Así, no deja de escucharse una de las sentencias (sea dicho con toda la
retranca posible) más crueles, falsas y desconsoladoras (por más que pretenda
lo contrario) cuando se produce el fallecimiento de algún ser querido: “Ya te
acostumbrarás”. Por supuesto, por fortuna (y no en todos los casos), el primer
dolor se atenúa, rebaja su intensidad, se agazapa, pero jamás pasa, se queda
ahí esperando la ocasión para reaparecer, para lacerarnos incluso con más fuerza,
para recuperar toda su esencia, para alcanzar su latido más furioso, aprendemos
(cada uno a su manera) a convivir con la pena, con la ausencia, con el agujero
en el alma, pero (hablo por mí) resulta imposible acostumbrarse a su profundidad,
a su hueco: cuando menos se espera, cuando más vulnerable está uno, todo se
reproduce.
Así, tener que salir de casa con Fosco en brazos en busca de un taxi
para llevarle a urgencias porque, tras un par de días en que ha estado raro,
comiendo algo menos, rechazando su pienso habitual, muy apagado, empezó a
llorar durante el paseo de la tarde, a quejarse queda pero insistentemente, a
sentarse en el suelo y no querer caminar, por más que mientras hablo con la
clínica en casa parece más tranquilo y se ha tumbado en su rinconcito, sentir
su agitación, sus gemidos, volver a la calle acunándole, procurando no dejarme
llevar por el nerviosismo y el miedo, provoca que experimente una angustia
similar a la de la noche en que envolví a Dobby en su mantita y lo llevé a
urgencias, aquella última noche que llevo clavada (y, sobre todo, la tarde del
día siguiente cuando todo terminó), la herida que aún sangra.
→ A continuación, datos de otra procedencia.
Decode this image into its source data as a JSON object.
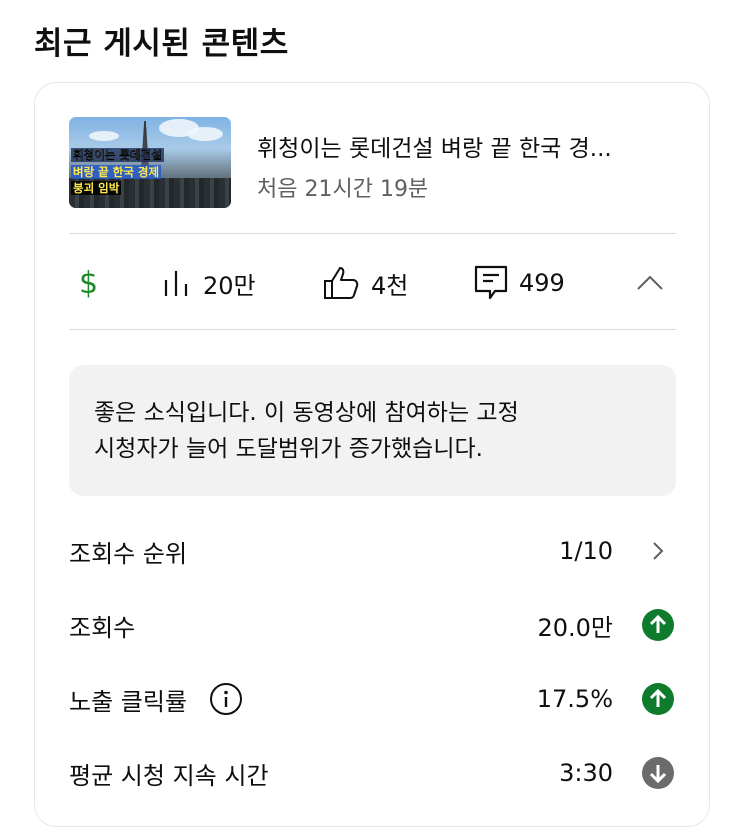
{
  "section": {
    "title": "최근 게시된 콘텐츠"
  },
  "video": {
    "thumbnail_captions": [
      "휘청이는 롯데건설",
      "벼랑 끝 한국 경제",
      "붕괴 임박"
    ],
    "title": "휘청이는 롯데건설 벼랑 끝 한국 경...",
    "meta": "처음 21시간 19분"
  },
  "stats": {
    "revenue_icon": "$",
    "views": "20만",
    "likes": "4천",
    "comments": "499"
  },
  "message": {
    "line1": "좋은 소식입니다. 이 동영상에 참여하는 고정",
    "line2": "시청자가 늘어 도달범위가 증가했습니다."
  },
  "metrics": [
    {
      "label": "조회수 순위",
      "value": "1/10",
      "icon": "chevron-right-icon"
    },
    {
      "label": "조회수",
      "value": "20.0만",
      "icon": "arrow-up-icon",
      "color": "#0f7b2c"
    },
    {
      "label": "노출 클릭률",
      "value": "17.5%",
      "icon": "arrow-up-icon",
      "color": "#0f7b2c"
    },
    {
      "label": "평균 시청 지속 시간",
      "value": "3:30",
      "icon": "arrow-down-icon",
      "color": "#6b6b6b"
    }
  ],
  "colors": {
    "positive": "#0f7b2c",
    "neutral": "#6b6b6b",
    "revenue": "#1a8a2a"
  }
}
Para colmo, las
calles están a rebosar, las terrazas de los locales son hormigueros, es la inconsciencia
y/o el egoísmo de cada día, para colmo es festivo, hace una temperatura muy
agradable (incluso un poco excesiva), hay manifestaciones (me entero después de
que han coincidido dos) en Callao, la parada de taxis de la Plaza de Isabel II
(porque por más que la llamemos “de Ópera” ese es su nombre, a ver si algunos
se enteran) está despoblada, hay un grupo de gente bailando chotis frente a la
parte trasera del Teatro Real, un caos, empiezo a temblar y sudar (más), tengo
que dejar a Fosco en el suelo para poder llamar a un coche y el pobrecito casi
se tumba, deja la cabeza muy gacha, nos transmitimos nuestras ansiedades. La
peripecia para llegar a la clínica (una de 24 horas, al menos no está demasiado
lejos) es surrealista pero no me apetece describirla, dejémoslo en que di
algunos gritos, me indigné ante la burricie de quien incluso con un cartel
delante niega la evidencia, solté varias lágrimas, pedí perdón al conductor que
nos recogió porque era el menos culpable de lo sucedido.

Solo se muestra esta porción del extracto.